While we were at the appointment today we found out the hospital ENT department didn’t refer us on to a support service for children with hearing loss, provided by the Ministry of Education (like they were supposed to). I’m so glad that the Triton Hearing specialist noticed and put in for that referral for us, otherwise we never would have known about it. Do you see why  it’s so difficult for me to mention the hospital without complaining about something that should have happened? Again, I try to be patient. I am not a patient patient, though. And I’m definitely not a patient mother of a patient any longer. I am concentrating on the fact that at least we picked up on this early, so we can now build in the additional support or adapt our lifestyle to what Vivian’s hearing needs may be.

When we found out we were pregnant, we never thought we would need to have monthly hearing specialist appointments for our child. So many things are so different from what we pictured. I try not to think about it all at once because it can be overwhelming still. But we are still getting there.

On the me front: Counselling is going well, I think. I don’t cry every day anymore. Just some days.
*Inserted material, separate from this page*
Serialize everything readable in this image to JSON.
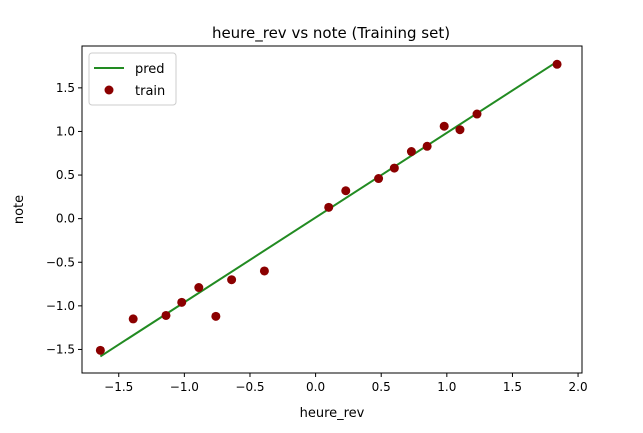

Work is going well, too. The first week back was hard, I think because the last time I was there, I had all of these dreams of what Vivian’s future held, with no inkling of what was going to happen. Last week was easier. This week feels like I was never gone. I still struggle with being away from Vivian, if I stop and think about it, so I concentrate hard on not thinking about it. This is difficult though, because Ben gets to take pictures like this while I’m gone. That is my job!

Wonder

On the home front: Ben is doing an awesome job at being a stay at home dad. I struggle with being jealous of him getting to stay home, but am so happy that we don’t have to put Vivian into daycare. He’s even managed to have dinner ready when I get home a few nights (not that I would ever expect this on a daily basis)!  He still needs more sleep, though. Much more sleep.

We are still looking for a new place to rent. We looked at a place last week through our rental agent, but the owners of that property decided to rent to someone they worked with. We have a viewing this Thursday evening at a house that was up for rent last year when we found our current house. It’s not in the greatest neighborhood, but it IS within our budget. Fingers crossed we get it and that we can stand living there for a year, and that it’s warm for us in the winter.

We did get some good news from our rental agent about when we need to be out by. Instead of the first week of November, we now have until the third week to leave, so that’s a positive we are happy to take.